La RTBF a un contrat de gestion (adopté sous la précédente législature et portant sur la période 2023-2027, NdlR). Avec l’arrivée d’un nouveau gouvernement, ce contrat de gestion sera amendé par rapport au recentrage sur les missions fondamentales et au pluralisme. Le pluralisme sera respecté, tout comme l’indépendance éditoriale de la RTBF. Je ne me mêlerai jamais d’éditorial.
Vous avez pourtant été accusée d’interventionnisme à l’occasion de tweets publiés en réaction à une émission de la RTBF sur le racisme… C’était une maladresse de votre part ?
Pas du tout. Ce que j’ai voulu mettre en avant est que, justement, la RTBF doit faire attention à respecter le pluralisme et ne pas faire passer une interview pour de l’information alors qu’il s’agissait, très clairement, d’une tribune. C’est juste cela que j’ai critiqué. Il faut vraiment que la RTBF fasse attention. Une information doit être traitée à sa juste valeur et à sa juste mesure. Il est essentiel, à l’égard de la population, de baliser ce qui relève de l’information ou de la tribune d’opinion.
Était-ce votre rôle d’intervenir ?
Oui ! J’ai également saisi le CSA (Conseil supérieur de l’audiovisuel) pour qu’il donne un avis. On attend sa réponse.
Au-delà du cas de la RTBF, considérez-vous qu’il y a un manque de pluralisme des médias en Belgique francophone ?
Une étude récente de Reuters révèle, en tout cas, le manque de confiance des gens par rapport aux médias. Il n’y a plus qu’un seul francophone sur trois qui fait confiance aux médias, ce qui est très faible. Nous sommes dans la Semaine de l’éducation aux médias et il est important que les médias s’interrogent sur la manière dont ils remplissent leur mission d’information. C’est très important de former les jeunes à l’esprit critique dans un monde où, avec les smartphones et les tablettes, l’accès à l’information est devenu très facile. Il faut que les médias traditionnels jouent pleinement leur rôle dans cet environnement.
« J’ai dit à Jean-Paul Philippot que la réintroduction de la pub dans la « Matinale » de La Première pouvait être un moyen de compenser les économies à faire par la RTBF au cours de la législature. Je n’ai aucun tabou sur la bonne publicité à la RTBF. »
Allez-vous demander à la RTBF, comme cela avait été le cas sous la précédente législature, de réduire la part de la publicité dans ses recettes ? La pub a, par exemple, été interdite dans la « Matinale » de La Première.

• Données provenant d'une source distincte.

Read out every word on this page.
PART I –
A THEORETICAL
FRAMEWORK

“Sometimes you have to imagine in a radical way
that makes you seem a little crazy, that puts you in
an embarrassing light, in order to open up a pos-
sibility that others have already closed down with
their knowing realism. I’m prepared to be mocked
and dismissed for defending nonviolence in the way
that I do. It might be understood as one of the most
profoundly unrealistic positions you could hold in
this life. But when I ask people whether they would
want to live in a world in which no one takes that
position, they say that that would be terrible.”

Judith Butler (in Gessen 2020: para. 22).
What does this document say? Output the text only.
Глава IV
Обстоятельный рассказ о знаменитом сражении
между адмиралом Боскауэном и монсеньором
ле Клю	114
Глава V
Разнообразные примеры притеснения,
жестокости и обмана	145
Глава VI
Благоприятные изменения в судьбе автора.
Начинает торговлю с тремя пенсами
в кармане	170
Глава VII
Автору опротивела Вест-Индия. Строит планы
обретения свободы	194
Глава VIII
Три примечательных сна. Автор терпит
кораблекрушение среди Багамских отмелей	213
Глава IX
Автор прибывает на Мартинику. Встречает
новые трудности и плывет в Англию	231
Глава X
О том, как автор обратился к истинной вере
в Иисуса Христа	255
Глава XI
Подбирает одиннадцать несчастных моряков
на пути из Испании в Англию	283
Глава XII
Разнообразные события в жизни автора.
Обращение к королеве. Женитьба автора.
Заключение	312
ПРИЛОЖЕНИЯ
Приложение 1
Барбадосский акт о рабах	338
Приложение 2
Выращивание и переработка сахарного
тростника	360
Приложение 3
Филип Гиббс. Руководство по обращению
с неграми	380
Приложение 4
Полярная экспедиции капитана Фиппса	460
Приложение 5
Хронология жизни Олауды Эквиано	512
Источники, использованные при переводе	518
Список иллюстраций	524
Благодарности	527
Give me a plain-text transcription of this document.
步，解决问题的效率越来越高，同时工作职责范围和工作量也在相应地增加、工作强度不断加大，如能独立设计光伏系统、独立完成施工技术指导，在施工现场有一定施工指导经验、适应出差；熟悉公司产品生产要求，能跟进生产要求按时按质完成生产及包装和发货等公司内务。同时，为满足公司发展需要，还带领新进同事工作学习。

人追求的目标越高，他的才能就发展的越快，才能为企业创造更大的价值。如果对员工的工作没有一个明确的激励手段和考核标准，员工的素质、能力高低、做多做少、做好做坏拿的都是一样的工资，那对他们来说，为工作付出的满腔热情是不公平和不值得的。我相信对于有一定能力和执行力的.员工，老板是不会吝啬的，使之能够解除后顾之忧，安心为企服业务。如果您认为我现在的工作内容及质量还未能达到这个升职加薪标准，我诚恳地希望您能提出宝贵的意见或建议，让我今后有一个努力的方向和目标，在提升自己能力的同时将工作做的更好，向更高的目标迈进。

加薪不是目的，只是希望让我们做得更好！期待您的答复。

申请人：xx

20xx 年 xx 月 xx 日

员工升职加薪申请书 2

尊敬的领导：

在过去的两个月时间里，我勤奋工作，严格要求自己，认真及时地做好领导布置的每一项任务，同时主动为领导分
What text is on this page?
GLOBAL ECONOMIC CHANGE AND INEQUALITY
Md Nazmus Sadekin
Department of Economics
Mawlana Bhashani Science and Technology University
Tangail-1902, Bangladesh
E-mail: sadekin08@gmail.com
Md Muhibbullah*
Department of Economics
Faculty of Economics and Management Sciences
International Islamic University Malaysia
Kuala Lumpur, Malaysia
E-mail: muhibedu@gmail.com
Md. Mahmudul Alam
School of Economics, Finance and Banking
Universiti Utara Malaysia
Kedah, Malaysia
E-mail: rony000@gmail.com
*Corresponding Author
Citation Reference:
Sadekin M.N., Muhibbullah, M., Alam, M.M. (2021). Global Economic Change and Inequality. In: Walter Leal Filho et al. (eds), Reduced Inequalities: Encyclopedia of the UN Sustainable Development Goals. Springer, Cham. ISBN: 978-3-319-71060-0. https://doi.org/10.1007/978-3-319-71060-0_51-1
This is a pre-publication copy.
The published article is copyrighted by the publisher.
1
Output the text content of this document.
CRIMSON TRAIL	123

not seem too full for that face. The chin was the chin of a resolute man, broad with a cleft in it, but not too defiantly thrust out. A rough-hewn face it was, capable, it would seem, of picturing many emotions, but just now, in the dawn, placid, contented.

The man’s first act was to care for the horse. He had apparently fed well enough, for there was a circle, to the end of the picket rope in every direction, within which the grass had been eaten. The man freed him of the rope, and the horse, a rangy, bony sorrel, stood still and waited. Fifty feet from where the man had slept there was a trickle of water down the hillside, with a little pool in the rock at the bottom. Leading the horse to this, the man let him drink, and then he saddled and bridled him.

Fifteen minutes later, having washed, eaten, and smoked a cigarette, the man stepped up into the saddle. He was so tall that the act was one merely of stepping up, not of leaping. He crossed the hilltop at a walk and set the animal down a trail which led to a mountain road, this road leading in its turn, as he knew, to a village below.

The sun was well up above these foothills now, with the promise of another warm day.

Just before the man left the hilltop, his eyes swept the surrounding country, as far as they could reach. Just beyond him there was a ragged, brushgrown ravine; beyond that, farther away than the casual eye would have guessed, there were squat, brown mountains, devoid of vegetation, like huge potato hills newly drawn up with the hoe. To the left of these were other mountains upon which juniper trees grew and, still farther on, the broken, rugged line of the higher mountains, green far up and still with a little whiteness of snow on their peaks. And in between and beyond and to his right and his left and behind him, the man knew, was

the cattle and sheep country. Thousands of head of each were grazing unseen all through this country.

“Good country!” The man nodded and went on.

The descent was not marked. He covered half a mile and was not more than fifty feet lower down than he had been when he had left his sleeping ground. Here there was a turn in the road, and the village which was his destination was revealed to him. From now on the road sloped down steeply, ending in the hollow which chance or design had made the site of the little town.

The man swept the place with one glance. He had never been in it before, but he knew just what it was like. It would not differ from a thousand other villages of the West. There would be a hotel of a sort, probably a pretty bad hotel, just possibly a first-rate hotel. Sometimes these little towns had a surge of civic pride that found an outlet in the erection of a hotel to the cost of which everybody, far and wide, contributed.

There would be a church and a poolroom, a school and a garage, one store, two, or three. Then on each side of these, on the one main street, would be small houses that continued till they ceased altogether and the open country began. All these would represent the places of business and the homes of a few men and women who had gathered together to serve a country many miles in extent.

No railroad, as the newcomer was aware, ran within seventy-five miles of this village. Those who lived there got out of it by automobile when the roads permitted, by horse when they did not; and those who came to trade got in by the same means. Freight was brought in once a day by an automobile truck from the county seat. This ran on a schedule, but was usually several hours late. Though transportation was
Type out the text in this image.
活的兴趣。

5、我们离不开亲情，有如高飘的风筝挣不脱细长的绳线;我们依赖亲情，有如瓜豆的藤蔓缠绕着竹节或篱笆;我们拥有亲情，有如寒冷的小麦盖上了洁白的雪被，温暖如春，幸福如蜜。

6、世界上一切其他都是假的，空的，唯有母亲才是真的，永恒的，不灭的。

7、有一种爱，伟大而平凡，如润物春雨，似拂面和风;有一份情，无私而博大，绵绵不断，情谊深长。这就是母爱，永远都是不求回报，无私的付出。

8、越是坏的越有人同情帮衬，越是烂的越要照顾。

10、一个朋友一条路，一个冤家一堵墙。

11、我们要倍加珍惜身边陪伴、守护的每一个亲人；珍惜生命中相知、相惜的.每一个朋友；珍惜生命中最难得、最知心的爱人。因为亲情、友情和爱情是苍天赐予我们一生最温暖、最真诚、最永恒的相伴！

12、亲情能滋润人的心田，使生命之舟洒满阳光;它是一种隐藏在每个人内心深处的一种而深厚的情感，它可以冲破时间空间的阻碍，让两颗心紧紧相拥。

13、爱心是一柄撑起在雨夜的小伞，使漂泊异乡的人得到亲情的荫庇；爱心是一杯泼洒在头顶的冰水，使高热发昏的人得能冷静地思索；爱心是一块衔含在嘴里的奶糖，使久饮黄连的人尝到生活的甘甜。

Non, au contraire. J’ai d’ailleurs dit à Jean-Paul Philippot que la réintroduction de la pub dans la « Matinale » pouvait être un moyen de compenser les économies à faire par la RTBF au cours de la législature. Je n’ai aucun tabou sur la bonne publicité à la RTBF.
À propos du recentrage de la RTBF sur trois missions fondamentales (information, culture et éducation), qu’advient-il du divertissement sur les médias publics ?
Il faut, d’abord, se recentrer sur ces trois missions fondamentales avant de vouloir s’étendre à d’autres domaines. Faut-il autant de chaînes TV ? Autant de radios ? La réflexion doit être globale. L’heure est aux économies, partout. La RTBF, en supprimant les nominations depuis longtemps, a d’ailleurs prouvé qu’il était possible de mettre en place une autre gestion des ressources humaines.
Vous regardez régulièrement la RTBF ?
Je n’ai pas beaucoup le temps… Mais je vais vous donner tout de même un exemple très concret. Le 1er novembre, j’ai regardé la chaîne Tipik qui est censée attirer les jeunes. Et je tombe sur « Affaire conclue ». Est-ce vraiment le genre d’émission qui attire la jeunesse ?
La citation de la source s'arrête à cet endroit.